Esse símbolo separatista foi reforçado ao longo da Guerra Civil Espanhola, quando as tropas de Franco fuzilaram o presidente do clube, Josep Sunyol, em 1936, e a sala de troféus foi bombardeada.
Desde então, o Barcelona e seu estádio, o Camp Nou, se tornaram um símbolo de resistência. Recentemente, por exemplo, o ídolo do time, o zagueiro Gerard Piqué, se manifestou a favor do movimento separatista, algo apoiado por grande parte da população catalã.
Franco
O ditador é o ponto mais sensível dessa história. Francisco Franco era torcedor e sócio do Real Madrid. E foi o principal responsável por frear as conceções à Catalunha que a tornaram mais independentes no início do século XX. O General, no intuito de unificar a Espanha, perseguiu e impediu demonstrações culturais da região.
Historicamente, o Real Madrid ficou associado ao regime, enquanto o Barcelona seria a resistência. E essa narrativa é tão forte que, em 2023, ano passado, ela ganhou enorme repercussão mais uma vez, mesmo com mais de 40 anos após a ditadura.
Em entrevista coletiva, o presidente do Barcelona, Joan Laporta, falou sobre o tema para se defender de acusações de corrupção. “Gostaria de destacar o caso de um clube, o Real Madrid.
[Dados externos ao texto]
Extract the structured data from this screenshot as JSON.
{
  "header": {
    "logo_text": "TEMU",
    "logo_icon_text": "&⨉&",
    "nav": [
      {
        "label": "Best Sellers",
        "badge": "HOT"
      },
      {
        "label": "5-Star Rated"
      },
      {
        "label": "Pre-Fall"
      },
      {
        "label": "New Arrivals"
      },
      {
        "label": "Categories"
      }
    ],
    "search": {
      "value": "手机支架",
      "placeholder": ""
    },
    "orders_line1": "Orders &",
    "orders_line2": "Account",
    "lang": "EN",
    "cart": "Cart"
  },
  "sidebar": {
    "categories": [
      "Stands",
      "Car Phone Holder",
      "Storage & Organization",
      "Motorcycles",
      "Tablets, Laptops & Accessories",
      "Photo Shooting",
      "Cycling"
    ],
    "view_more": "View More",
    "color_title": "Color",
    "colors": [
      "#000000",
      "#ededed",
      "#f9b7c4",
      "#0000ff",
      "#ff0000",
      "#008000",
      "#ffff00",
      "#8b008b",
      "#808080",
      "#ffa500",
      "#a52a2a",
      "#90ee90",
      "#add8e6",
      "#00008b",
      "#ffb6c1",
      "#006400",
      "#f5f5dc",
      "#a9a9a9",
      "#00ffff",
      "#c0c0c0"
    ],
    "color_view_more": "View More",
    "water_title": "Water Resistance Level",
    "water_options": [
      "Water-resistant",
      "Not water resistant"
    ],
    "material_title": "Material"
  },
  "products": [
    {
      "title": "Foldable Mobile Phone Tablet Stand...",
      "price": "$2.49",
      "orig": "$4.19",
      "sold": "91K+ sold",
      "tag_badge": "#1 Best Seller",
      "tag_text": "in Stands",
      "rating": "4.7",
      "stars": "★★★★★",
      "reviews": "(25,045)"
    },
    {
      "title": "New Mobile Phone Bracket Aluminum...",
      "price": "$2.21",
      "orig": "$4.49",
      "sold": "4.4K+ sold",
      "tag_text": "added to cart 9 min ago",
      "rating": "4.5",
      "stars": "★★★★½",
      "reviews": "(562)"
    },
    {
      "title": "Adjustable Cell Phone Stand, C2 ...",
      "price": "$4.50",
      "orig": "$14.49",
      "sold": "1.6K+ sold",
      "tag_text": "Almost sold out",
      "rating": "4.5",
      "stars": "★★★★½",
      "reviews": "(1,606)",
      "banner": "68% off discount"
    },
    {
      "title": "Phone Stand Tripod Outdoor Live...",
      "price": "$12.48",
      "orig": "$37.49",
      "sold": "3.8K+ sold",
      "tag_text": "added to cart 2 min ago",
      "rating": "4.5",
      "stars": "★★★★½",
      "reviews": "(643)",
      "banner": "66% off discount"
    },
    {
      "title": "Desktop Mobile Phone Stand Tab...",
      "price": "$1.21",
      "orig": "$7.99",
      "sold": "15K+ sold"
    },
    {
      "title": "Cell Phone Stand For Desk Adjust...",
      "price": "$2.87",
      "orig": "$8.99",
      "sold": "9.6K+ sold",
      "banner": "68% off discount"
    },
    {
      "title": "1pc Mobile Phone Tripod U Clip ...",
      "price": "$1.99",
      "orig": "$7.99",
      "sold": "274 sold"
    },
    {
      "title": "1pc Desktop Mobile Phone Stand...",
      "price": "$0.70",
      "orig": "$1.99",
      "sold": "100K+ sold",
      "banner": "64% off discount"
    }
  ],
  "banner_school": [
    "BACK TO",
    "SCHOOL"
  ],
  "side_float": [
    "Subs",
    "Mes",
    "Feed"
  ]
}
Um clube historicamente favorecido, o clube do regime. Quero lembrar a vocês que em 70 anos de história, a maioria das pessoas que escolheram juízes foram diretores, membros ou jogadores do Real Madrid. Às vezes, tudo ao mesmo tempo”, declarou.
O problema é que o Real Madrid respondeu em vídeo para seus milhões de seguidores nas redes sociais. No conteúdo, o clube deixou claro: o Barcelona também foi conivente com Franco, com presença de governantes em eventos oficiais e honrarias ao ditador. Franco, por sinal, se tornou sócio de honra do clube da Catalunha em 1965.
E o Real Madrid foi além. Esportivamente, o Barcelona foi favorecido ao longo do regime, com aporte financeiro que salvaram a equipe. Enquanto isso, o time da capital demorou 15 anos para voltar a vencer o Campeonato Espanhol com o Franco no poder, graças ao modo como a equipe sofreu durante a Guerra Civil.
É fato que o Real Madrid teve relações próximas com Franco, e que o ditador chegou até impor uma mudança de nome do Barcelona por proibir o idioma catalão. Mas mais forte que o desejo centralizador na capital, estava o anseio em usar o futebol como ferramenta de popularidade. A História, como sempre, não é simples.